What's the point of JavaScript decorators?

Decorators are used to literally decorate a function.

Let's say you want to type your own decorator which can be used to see how much time a function needs to run. You could write a decorator @time() that does just that. When you are done, you can use this decorator before every function you want to track.

Decorators are used as high-order functions, mainly to have a functional composition of your code!

A nice example would be a @Component() decorator in Angular. Whilst using this decorator before your class, Angular knows it has to handle it as a component and does a couple of methods with it behind the scenes.

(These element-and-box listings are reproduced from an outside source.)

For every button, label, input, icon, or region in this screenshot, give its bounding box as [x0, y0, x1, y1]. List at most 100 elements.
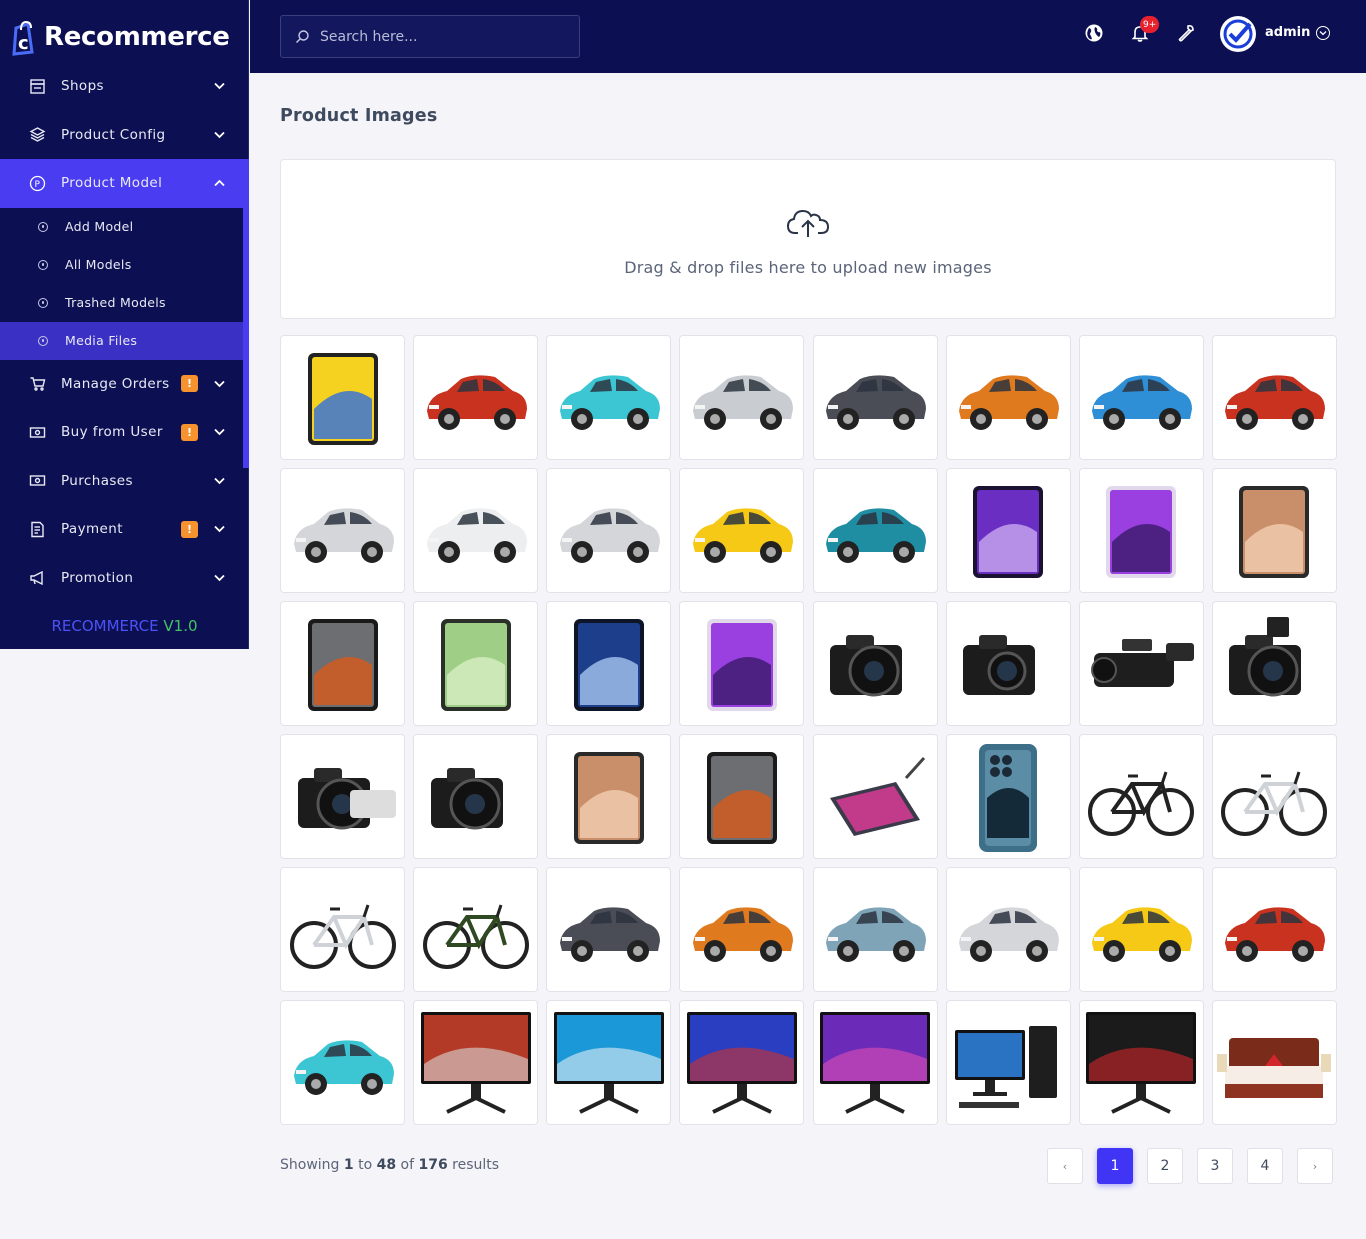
sidebar-item-payment[interactable]: Payment !: [0, 505, 249, 554]
media-thumbnail[interactable]: [945, 468, 1071, 593]
media-thumbnail[interactable]: [413, 734, 539, 859]
sidebar-item-shops[interactable]: Shops: [0, 62, 249, 111]
chevron-down-icon[interactable]: [1316, 26, 1330, 40]
invoice-icon: [28, 520, 46, 538]
media-thumbnail[interactable]: [812, 335, 938, 460]
version-number: V1.0: [163, 617, 198, 635]
media-thumbnail[interactable]: [280, 468, 405, 593]
sidebar-scrollbar[interactable]: [243, 206, 249, 468]
media-thumbnail[interactable]: [812, 867, 938, 992]
media-thumbnail[interactable]: [280, 867, 405, 992]
media-thumbnail[interactable]: [679, 335, 805, 460]
submenu-item-media-files[interactable]: Media Files: [0, 321, 249, 360]
submenu-item-trashed-models[interactable]: Trashed Models: [0, 284, 249, 322]
media-thumbnail[interactable]: [413, 468, 539, 593]
media-thumbnail[interactable]: [413, 867, 539, 992]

Decorators are there to enable separation of concerns. Consider the following function:

function add(a, b) {
  return a + b;
}

Which is all well and dandy. But let's say that you want to add logging:

function add(a, b) {
  const sum = a + b;
  console.log(a, b, sum);
}

Now the function is longer and more complicated and conflates two things (summing and logging) that really don't have any relation. A better way to do it would be this:

function logs(f) {
  return function(...args) {
    const result = f(...args);
    console.log(args, result);
    return result;
  };
};

const addAndLog = logs(add);

And that's what a decorator is. What you're talking about (i.e. the JavaScript decorator proposal) is just a syntactic shortcut for the pattern above. Here logs is a decorator that adds a capability to the passed in function, the ability to log without having to complicate the function with a lot of extraneous code. The proposal is at the moment restricted to classes and methods, but I find it conceptually easier to explain with normal functions.